Update: this answer appears to be flawed. See the comment from Kristoffer Arnsfelt Hansen.
I don't know how to solve your problem, but here is a technique to solve a simpler version of your problem: namely, given an edge $e$, test whether there exists any simple path from $s$ to $t$ that includes edge $e$. (This corresponds to the special case of your problem where $l=\infty$.)
You can solve this simpler problem using "max-flow with lower bounds" as a subroutine. In the standard max-flow problem, the capacity of each edge gives us an upper bound on the amount of flow going through that edge, and we require that the amount of flow on edge be lower-bounded by 0. In "max-flow with lower bounds", we are allowed to specify both a lower bound and an upper bound on the amount of flow through that edge. It is known that "max-flow with lower bounds" can be solved in polynomial time.

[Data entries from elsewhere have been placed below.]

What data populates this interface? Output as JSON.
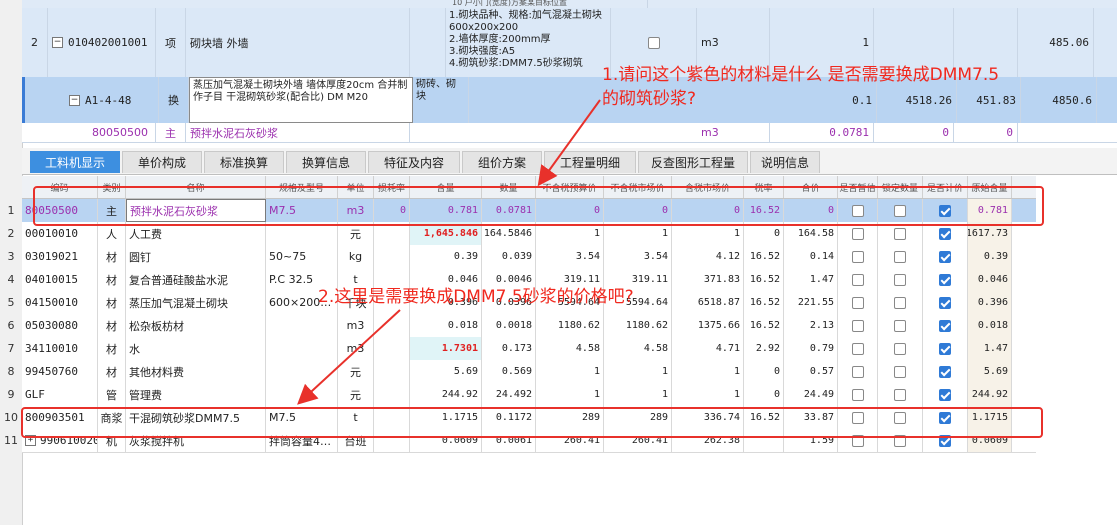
{
  "top_table": {
    "partial_row_text": "10 户小门(宽度)方案某目标位置",
    "row2": {
      "row_number": "2",
      "code": "010402001001",
      "type": "项",
      "name": "砌块墙 外墙",
      "features": "1.砌块品种、规格:加气混凝土砌块600x200x200\n2.墙体厚度:200mm厚\n3.砌块强度:A5\n4.砌筑砂浆:DMM7.5砂浆砌筑",
      "unit": "m3",
      "quantity": "1",
      "total": "485.06"
    },
    "row3": {
      "code": "A1-4-48",
      "type": "换",
      "name": "蒸压加气混凝土砌块外墙 墙体厚度20cm 合并制作子目 干混砌筑砂浆(配合比) DM M20",
      "category": "砌砖、砌块",
      "quantity": "0.1",
      "price": "4518.26",
      "amount": "451.83",
      "total": "4850.6"
    },
    "row4": {
      "code": "80050500",
      "type": "主",
      "name": "预拌水泥石灰砂浆",
      "unit": "m3",
      "quantity": "0.0781",
      "v1": "0",
      "v2": "0"
    }
  },
  "tabs": [
    "工料机显示",
    "单价构成",
    "标准换算",
    "换算信息",
    "特征及内容",
    "组价方案",
    "工程量明细",
    "反查图形工程量",
    "说明信息"
  ],
  "grid": {
    "headers": [
      "编码",
      "类别",
      "名称",
      "规格及型号",
      "单位",
      "损耗率",
      "含量",
      "数量",
      "不含税预算价",
      "不含税市场价",
      "含税市场价",
      "税率",
      "合价",
      "是否暂估",
      "锁定数量",
      "是否计价",
      "原始含量"
    ],
    "rows": [
      {
        "n": "1",
        "code": "80050500",
        "cat": "主",
        "name": "预拌水泥石灰砂浆",
        "spec": "M7.5",
        "unit": "m3",
        "loss": "0",
        "content": "0.781",
        "qty": "0.0781",
        "p1": "0",
        "p2": "0",
        "p3": "0",
        "tax": "16.52",
        "sum": "0",
        "est": false,
        "lock": false,
        "price": true,
        "orig": "0.781"
      },
      {
        "n": "2",
        "code": "00010010",
        "cat": "人",
        "name": "人工费",
        "spec": "",
        "unit": "元",
        "loss": "",
        "content": "1,645.846",
        "qty": "164.5846",
        "p1": "1",
        "p2": "1",
        "p3": "1",
        "tax": "0",
        "sum": "164.58",
        "est": false,
        "lock": false,
        "price": true,
        "orig": "1617.73"
      },
      {
        "n": "3",
        "code": "03019021",
        "cat": "材",
        "name": "圆钉",
        "spec": "50~75",
        "unit": "kg",
        "loss": "",
        "content": "0.39",
        "qty": "0.039",
        "p1": "3.54",
        "p2": "3.54",
        "p3": "4.12",
        "tax": "16.52",
        "sum": "0.14",
        "est": false,
        "lock": false,
        "price": true,
        "orig": "0.39"
      },
      {
        "n": "4",
        "code": "04010015",
        "cat": "材",
        "name": "复合普通硅酸盐水泥",
        "spec": "P.C 32.5",
        "unit": "t",
        "loss": "",
        "content": "0.046",
        "qty": "0.0046",
        "p1": "319.11",
        "p2": "319.11",
        "p3": "371.83",
        "tax": "16.52",
        "sum": "1.47",
        "est": false,
        "lock": false,
        "price": true,
        "orig": "0.046"
      },
      {
        "n": "5",
        "code": "04150010",
        "cat": "材",
        "name": "蒸压加气混凝土砌块",
        "spec": "600×200…",
        "unit": "千块",
        "loss": "",
        "content": "0.396",
        "qty": "0.0396",
        "p1": "5594.64",
        "p2": "5594.64",
        "p3": "6518.87",
        "tax": "16.52",
        "sum": "221.55",
        "est": false,
        "lock": false,
        "price": true,
        "orig": "0.396"
      },
      {
        "n": "6",
        "code": "05030080",
        "cat": "材",
        "name": "松杂板枋材",
        "spec": "",
        "unit": "m3",
        "loss": "",
        "content": "0.018",
        "qty": "0.0018",
        "p1": "1180.62",
        "p2": "1180.62",
        "p3": "1375.66",
        "tax": "16.52",
        "sum": "2.13",
        "est": false,
        "lock": false,
        "price": true,
        "orig": "0.018"
      },
      {
        "n": "7",
        "code": "34110010",
        "cat": "材",
        "name": "水",
        "spec": "",
        "unit": "m3",
        "loss": "",
        "content": "1.7301",
        "qty": "0.173",
        "p1": "4.58",
        "p2": "4.58",
        "p3": "4.71",
        "tax": "2.92",
        "sum": "0.79",
        "est": false,
        "lock": false,
        "price": true,
        "orig": "1.47"
      },
      {
        "n": "8",
        "code": "99450760",
        "cat": "材",
        "name": "其他材料费",
        "spec": "",
        "unit": "元",
        "loss": "",
        "content": "5.69",
        "qty": "0.569",
        "p1": "1",
        "p2": "1",
        "p3": "1",
        "tax": "0",
        "sum": "0.57",
        "est": false,
        "lock": false,
        "price": true,
        "orig": "5.69"
      },
      {
        "n": "9",
        "code": "GLF",
        "cat": "管",
        "name": "管理费",
        "spec": "",
        "unit": "元",
        "loss": "",
        "content": "244.92",
        "qty": "24.492",
        "p1": "1",
        "p2": "1",
        "p3": "1",
        "tax": "0",
        "sum": "24.49",
        "est": false,
        "lock": false,
        "price": true,
        "orig": "244.92"
      },
      {
        "n": "10",
        "code": "800903501",
        "cat": "商浆",
        "name": "干混砌筑砂浆DMM7.5",
        "spec": "M7.5",
        "unit": "t",
        "loss": "",
        "content": "1.1715",
        "qty": "0.1172",
        "p1": "289",
        "p2": "289",
        "p3": "336.74",
        "tax": "16.52",
        "sum": "33.87",
        "est": false,
        "lock": false,
        "price": true,
        "orig": "1.1715"
      },
      {
        "n": "11",
        "code": "990610020",
        "cat": "机",
        "name": "灰浆搅拌机",
        "spec": "拌筒容量4…",
        "unit": "台班",
        "loss": "",
        "content": "0.0609",
        "qty": "0.0061",
        "p1": "260.41",
        "p2": "260.41",
        "p3": "262.38",
        "tax": "",
        "sum": "1.59",
        "est": false,
        "lock": false,
        "price": true,
        "orig": "0.0609"
      }
    ]
  },
  "annotations": {
    "q1_line1": "1.请问这个紫色的材料是什么  是否需要换成DMM7.5",
    "q1_line2": "的砌筑砂浆?",
    "q2": "2.这里是需要换成DMM7.5砂浆的价格吧?"
  },
  "colors": {
    "selected_row": "#b9d4f2",
    "tab_active": "#3d8fe0",
    "annotation_red": "#e8312b",
    "purple_material": "#9b2fae",
    "red_value": "#e02020"
  }
}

Now, suppose we have an edge $e \in E$, and we want to test whether there exists a simple path from $s$ to $t$ that includes edge $e$. We're going to set up a max-flow with lower bounds problem. In particular, take graph $G$ and add a new node $s_0$ with edge $s_0 \to s$ and a new node $t_1$ with edge $t \to t_1$. Make the capacity (upper-bound) on each edge 1. The lower-bound on all edges will be 0, except that the lower-bound on edge $e$ is 1. Now check whether there exists a feasible flow from $s$ to $t$ that satisfies all the bounds (this test can be done in polynomial time, as mentioned above). If there is no flow, then there is no simple path from $s$ to $t$. If there is such a flow, then tracing out that flow yields a simple path from $s$ to $t$ that includes edge $e$, so there does exist such a simple path.
How do we solve a "max-flow with lower bounds" problem? In this case, only one edge has a non-zero lower bound. Therefore, we can use a standard approach to network flow, where at each point we choose an augmenting path by computing shortest paths in the residual graph -- except that here we ask (roughly) that one of the augmenting paths includes the edge $e$.

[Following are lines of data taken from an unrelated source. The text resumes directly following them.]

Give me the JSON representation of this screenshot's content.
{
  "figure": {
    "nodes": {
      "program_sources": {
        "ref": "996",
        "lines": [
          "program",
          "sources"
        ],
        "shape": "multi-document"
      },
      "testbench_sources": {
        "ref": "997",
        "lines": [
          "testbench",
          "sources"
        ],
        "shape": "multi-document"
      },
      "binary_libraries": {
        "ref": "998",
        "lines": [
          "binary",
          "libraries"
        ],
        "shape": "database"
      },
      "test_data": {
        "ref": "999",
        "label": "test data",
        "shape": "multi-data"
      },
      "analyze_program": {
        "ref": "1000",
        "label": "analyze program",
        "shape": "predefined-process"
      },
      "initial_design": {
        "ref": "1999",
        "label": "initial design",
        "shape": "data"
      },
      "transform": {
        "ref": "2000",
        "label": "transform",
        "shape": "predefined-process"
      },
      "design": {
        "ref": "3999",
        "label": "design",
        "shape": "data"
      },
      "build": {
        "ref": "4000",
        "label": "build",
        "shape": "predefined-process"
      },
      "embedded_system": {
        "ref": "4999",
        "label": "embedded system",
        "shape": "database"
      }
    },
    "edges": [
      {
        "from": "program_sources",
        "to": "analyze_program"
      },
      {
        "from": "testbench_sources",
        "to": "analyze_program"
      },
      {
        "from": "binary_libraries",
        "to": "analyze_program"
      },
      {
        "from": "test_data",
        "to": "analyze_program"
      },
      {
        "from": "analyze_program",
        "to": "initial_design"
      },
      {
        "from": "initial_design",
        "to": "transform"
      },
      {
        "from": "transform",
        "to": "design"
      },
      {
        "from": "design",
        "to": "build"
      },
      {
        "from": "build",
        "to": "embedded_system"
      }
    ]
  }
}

I learned this idea from the following paper:
- Finding a Simple Path with Multiple Must-include Nodes. Hars Vardhan, Shreejith Billenahalli, Wanjun Huang, Miguel Razo, Arularasi Sivasankaran, Limin Tang,Paolo Monti, Marco Tacca, and Andrea Fumagalli. The University of Texas at Dallas, Technical Report UTD/EE/2/2009. June 2009.
(Make sure to read the techreport version, not the published version. This idea is found in the second paragraph of the introduction.)
Unfortunately, I don't know how to extend this technique to solve your original problem, with your upper-bound $l$ on the length of the simple path.
Alternatively, we could solve your problem in a straightforward way using integer linear programming (ILP). In practice, ILP solvers are pretty good on many problems. However, their worst-case running time is still exponential, so this is not going to give an algorithm with polynomial worst-case running time. Let me know if you want me to elaborate on how to formulate this using ILP.